4 Şubat 2008

türban ile hak ve özgürlükler

bütün dünya yaklaşan ekonomik krizde ne yaparız nasıl yaparız da ayakta kalırızı tartışıyor. amerika'nın, avrupa'nın, çin'in ve diğer bütün gelişmiş ve gelişmekte olan ülkelerin şu anda temel derdi bu ekonomik krizi atlatabilecek önlemler almak. ne mi olur önlem almazsak. milyonlar işsiz ve aç kalır. mal ve can güvenliği çok ileri boyutta tehdit edilir. eee biz ne yapıyoruz. her yerde türbanı tartışıyoruz. bu konu milyonların aç kalıp, sefalete sürüklenmesinden daha mı önemli? üstelik üniversitelerde türban serbestliğinin toplumu ikiye böleceğini, üniversiteleri nerdeyse 80 öncesi düzeyinde siyasi çatışma alanı yapacağını görmek için müneccim olmak gerekmiyor. buna rağmen hemen hemen heryerde türban tartışılırken, (bu da akp ve mhp'yi türkiye'nin ekonomik krize hazırlıksız girmesinin suçlusu yapıyor) "bu konu önemsiz, asıl meselemiz bu olmamalı dolayısı ile bu konuda bir tarafım yok" demek pek akıl karı değil. o zaman ya üniversitede serbest olmasından yana olacaksın ya da olmayacaksın.


ben üniversitelerde serbest olmasından yanayım. bu işi bir üniversite öğrencisinin siyasi, dini ve etnik aidiyetini rahatlıkla ifade edebilme hakkı olarak görüyorum. gençler üniversitede siyaset yapmayı öğrenmeye başlamayacaksa nerede başlayacak? yalnız kesinlikle kamudaki görevliler için serbest olmasının karşısındayım. devletin hizmet alanlara ayrım yapmamasını savunuyorum. bunun için de devletin hizmet verenlerinin belli bir siyasi, dini, etnik aidiyet sembollerini taşımalarının yasak olması gerektiğini düşünüyorum. bunun başlıca nedeni de toplumun kanlı kavgalara ve çatışmalara sürüklenmemesinin bir ön koşulu olarak devletin vatandaşa eşit uzaklıkta durabilmesi gerektiğini düşünmem. eşit uzaklık içinde siyasi, dini, etnik aidiyet sembolleri hizmet veren için yasak olmalıdır. bunun yanında hizmet alan ister türbanlı, ister türkçe bilmeyen bir kürt, ister bir eşcinsel,... vatandaş olsun devlet ona en iyi şekilde hizmetini sunabilmelidir. yalnız ilk ve orta öğretimde de turban yasağı devam etmeli. hatta imam hatip liselerinde okuyan kızların neden başı örtülü. onların da açık olmalı.

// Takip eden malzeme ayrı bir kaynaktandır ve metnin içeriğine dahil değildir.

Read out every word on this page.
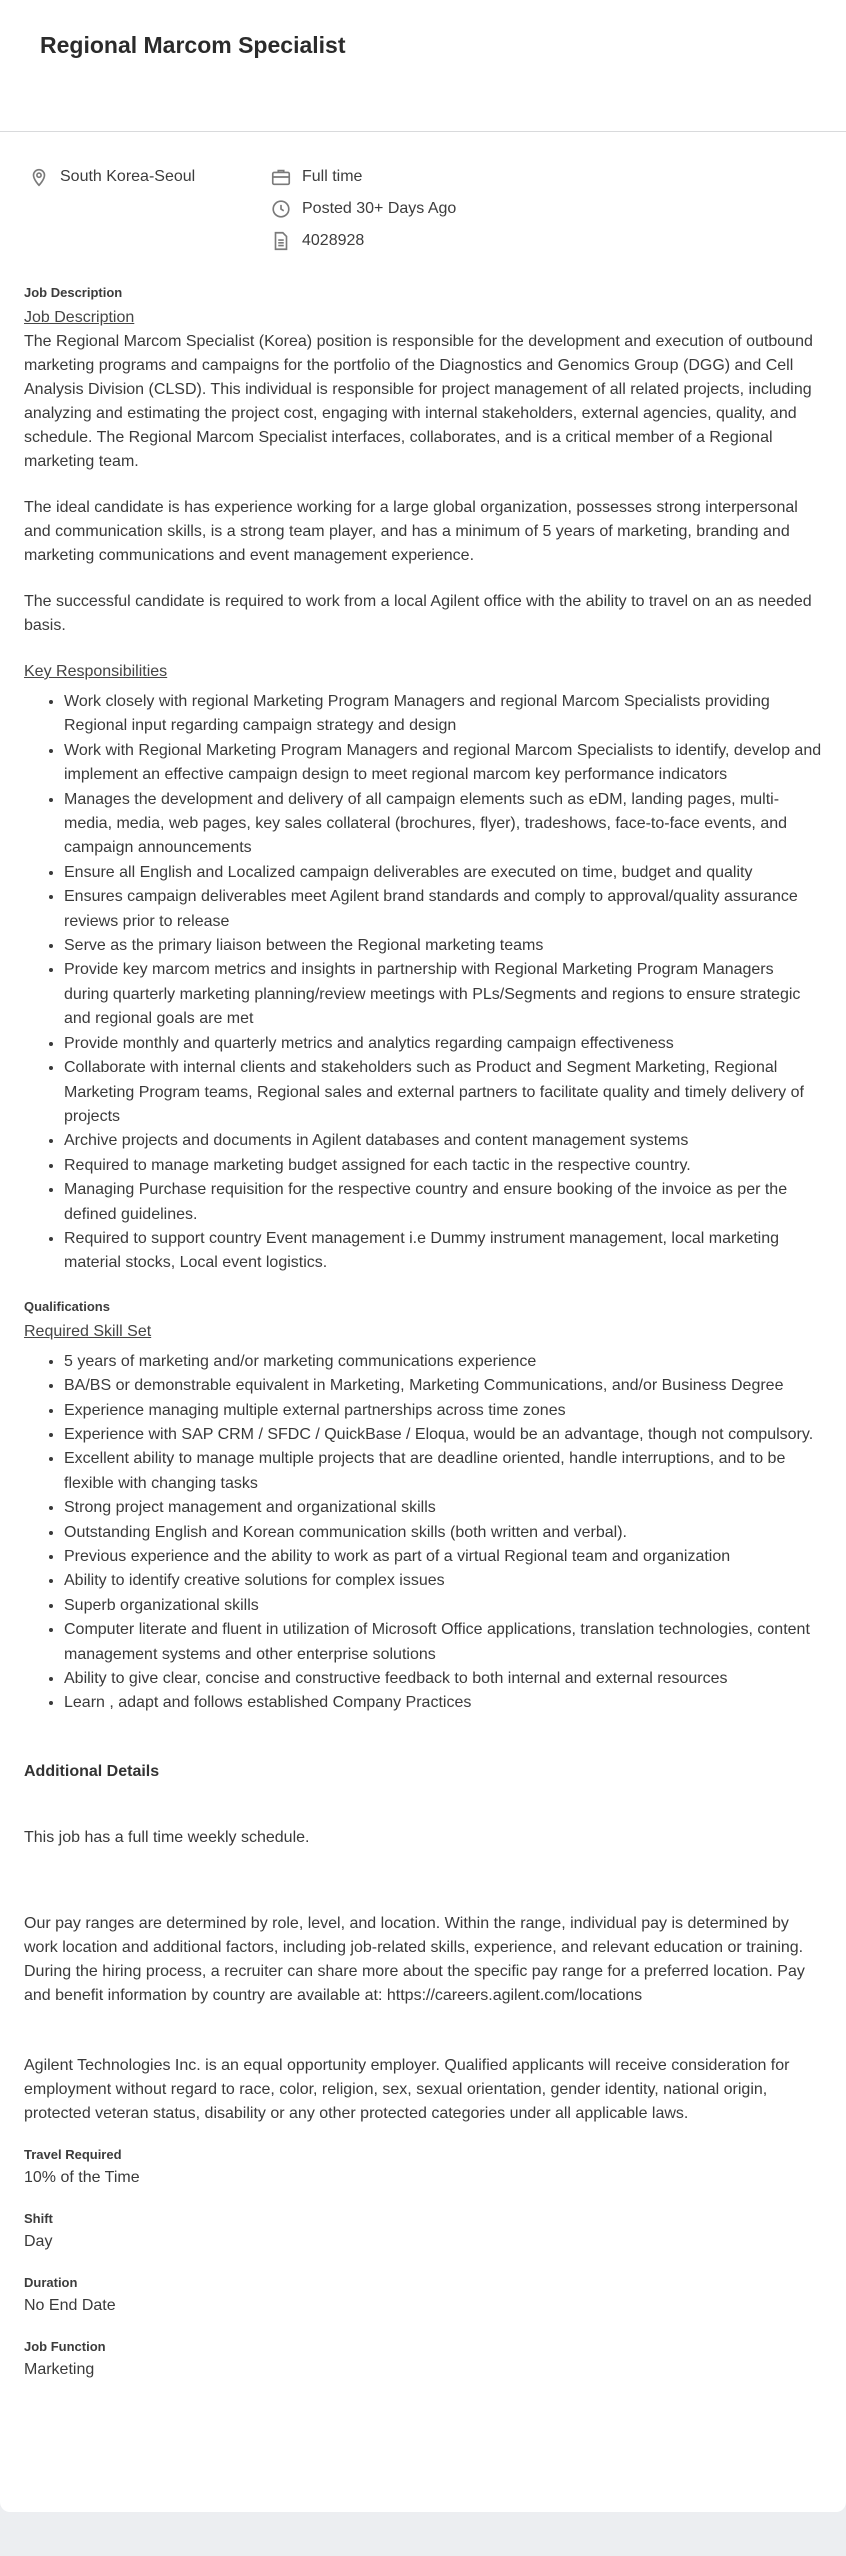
Regional Marcom Specialist
South Korea-Seoul	Full time
Posted 30+ Days Ago
4028928

Job Description

Job Description

The Regional Marcom Specialist (Korea) position is responsible for the development and execution of outbound marketing programs and campaigns for the portfolio of the Diagnostics and Genomics Group (DGG) and Cell Analysis Division (CLSD). This individual is responsible for project management of all related projects, including analyzing and estimating the project cost, engaging with internal stakeholders, external agencies, quality, and schedule. The Regional Marcom Specialist interfaces, collaborates, and is a critical member of a Regional marketing team.

The ideal candidate is has experience working for a large global organization, possesses strong interpersonal and communication skills, is a strong team player, and has a minimum of 5 years of marketing, branding and marketing communications and event management experience.

The successful candidate is required to work from a local Agilent office with the ability to travel on an as needed basis.

Key Responsibilities

• Work closely with regional Marketing Program Managers and regional Marcom Specialists providing Regional input regarding campaign strategy and design
• Work with Regional Marketing Program Managers and regional Marcom Specialists to identify, develop and implement an effective campaign design to meet regional marcom key performance indicators
• Manages the development and delivery of all campaign elements such as eDM, landing pages, multi-media, media, web pages, key sales collateral (brochures, flyer), tradeshows, face-to-face events, and campaign announcements
• Ensure all English and Localized campaign deliverables are executed on time, budget and quality
• Ensures campaign deliverables meet Agilent brand standards and comply to approval/quality assurance reviews prior to release
• Serve as the primary liaison between the Regional marketing teams
• Provide key marcom metrics and insights in partnership with Regional Marketing Program Managers during quarterly marketing planning/review meetings with PLs/Segments and regions to ensure strategic and regional goals are met
• Provide monthly and quarterly metrics and analytics regarding campaign effectiveness
• Collaborate with internal clients and stakeholders such as Product and Segment Marketing, Regional Marketing Program teams, Regional sales and external partners to facilitate quality and timely delivery of projects
• Archive projects and documents in Agilent databases and content management systems
• Required to manage marketing budget assigned for each tactic in the respective country.
• Managing Purchase requisition for the respective country and ensure booking of the invoice as per the defined guidelines.
• Required to support country Event management i.e Dummy instrument management, local marketing material stocks, Local event logistics.

Qualifications

Required Skill Set

• 5 years of marketing and/or marketing communications experience
• BA/BS or demonstrable equivalent in Marketing, Marketing Communications, and/or Business Degree
• Experience managing multiple external partnerships across time zones
• Experience with SAP CRM / SFDC / QuickBase / Eloqua, would be an advantage, though not compulsory.
• Excellent ability to manage multiple projects that are deadline oriented, handle interruptions, and to be flexible with changing tasks
• Strong project management and organizational skills
• Outstanding English and Korean communication skills (both written and verbal).
• Previous experience and the ability to work as part of a virtual Regional team and organization
• Ability to identify creative solutions for complex issues
• Superb organizational skills
• Computer literate and fluent in utilization of Microsoft Office applications, translation technologies, content management systems and other enterprise solutions
• Ability to give clear, concise and constructive feedback to both internal and external resources
• Learn , adapt and follows established Company Practices

Additional Details

This job has a full time weekly schedule.

Our pay ranges are determined by role, level, and location. Within the range, individual pay is determined by work location and additional factors, including job-related skills, experience, and relevant education or training. During the hiring process, a recruiter can share more about the specific pay range for a preferred location. Pay and benefit information by country are available at: https://careers.agilent.com/locations

Agilent Technologies Inc. is an equal opportunity employer. Qualified applicants will receive consideration for employment without regard to race, color, religion, sex, sexual orientation, gender identity, national origin, protected veteran status, disability or any other protected categories under all applicable laws.

Travel Required

10% of the Time

Shift

Day

Duration

No End Date

Job Function

Marketing
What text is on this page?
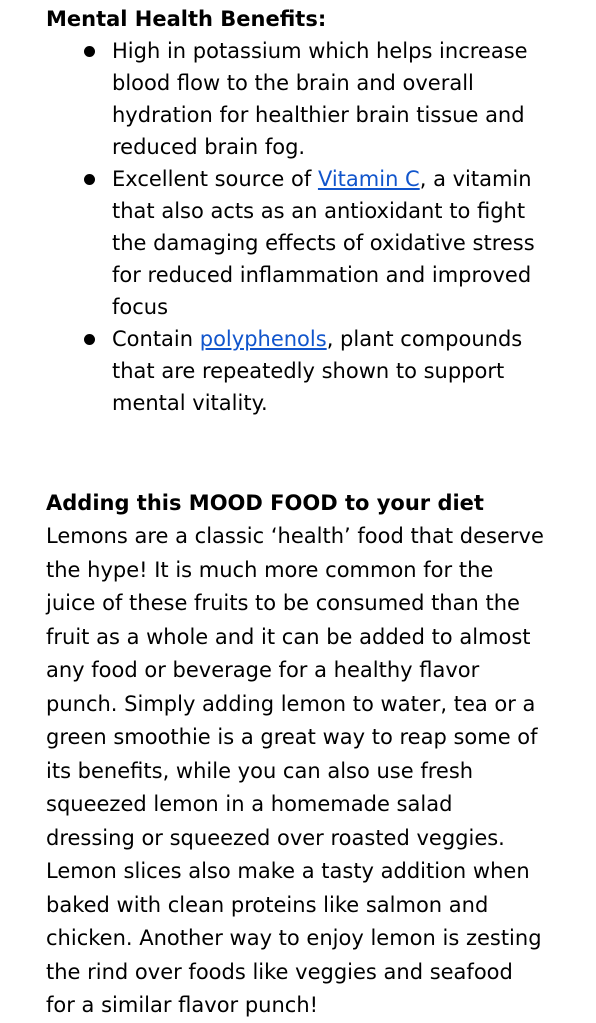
Mental Health Benefits:
High in potassium which helps increase blood flow to the brain and overall hydration for healthier brain tissue and reduced brain fog.
Excellent source of Vitamin C, a vitamin that also acts as an antioxidant to fight the damaging effects of oxidative stress for reduced inflammation and improved focus
Contain polyphenols, plant compounds that are repeatedly shown to support mental vitality.
Adding this MOOD FOOD to your diet

Lemons are a classic ‘health’ food that deserve the hype! It is much more common for the juice of these fruits to be consumed than the fruit as a whole and it can be added to almost any food or beverage for a healthy flavor punch. Simply adding lemon to water, tea or a green smoothie is a great way to reap some of its benefits, while you can also use fresh squeezed lemon in a homemade salad dressing or squeezed over roasted veggies. Lemon slices also make a tasty addition when baked with clean proteins like salmon and chicken. Another way to enjoy lemon is zesting the rind over foods like veggies and seafood for a similar flavor punch!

akp'nin bu işi hak ve özgürlük meselesi olarak gördüğünü de hiç zannetmiyorum. eğer hak ve özgürlükler konusunda duyarlı olsalardı alevilerin cemevlerini tanırlardı. ukala bir şekilde alevilere "aslında siz yanlış biliyorsunuz, sizin ibadet yeriniz de camidir" demezlerdi. bence onlar isteyenlerin başlarını örtebilmesini savunmuyorlar, herkesin başını örtmesini savunuyorlar. malatya'da inönü üniversitesinde her iki senede bir kişi ramazan ayında oruç tutmadı diye öldürülüyordu. sokakta kot pantalon giyiyor diye kızlara sataşmalar ve tacizler oluyordu. böyle bir ülkede başı açıklara baskı olmayacağını düşünmek pek mantıklı değil. başı örtülü kadınlar, bir kadının saçını örtmemesini sanki namussuzlukmuş gibi alglıyorlar. işte bence dini yönü ağır bir çok insan (özellikle de türban takacak kadar uçtakiler) başka yaşam tarzlarına karşı pek hoşgörülü ve saygılı değiller.


sonuç olarak diyeceğim özellikle kadınlar olmak üzere bütün türkiyelileri din bahanesiniyle yapılan baskılara karşı bir mücadele beklemektedir. eee buna rağmen neden üniversitelerde türbana evet diyorum. hem bir üniversitelinin kendi rengini belli ederek yaşayabilmesi gerektiğini düşünüyorum hem de dini baskılara karşı mücadele kurtarılmış bazı bölgelerde rahat yaşayarak yapılamaz. batısıyla-doğusuyla, kenarıyla-merkeziyle, fakiriyle-zenginiyle herkesin baskıdan uzak ve rahat yaşayabileceği bir mücadele yapılmalıdır. herkes için hak ve özgürlük, rahat yaşam savunusuyla biryerlere gelebiliriz. fakirler, çalışanlar, kadınlar, aleviler, kürtler, türkler, sünniler, azeriler, şiiler, ... anca o zaman seçimlerde iktidara gerçekten de çağdaş, demokratik, hak ve özgürlüklere saygılı bir hükümet geçebilir. ancak o zaman türkiye bir bütün olarak modern ve çağdaş seviyeyi yakalayabilir.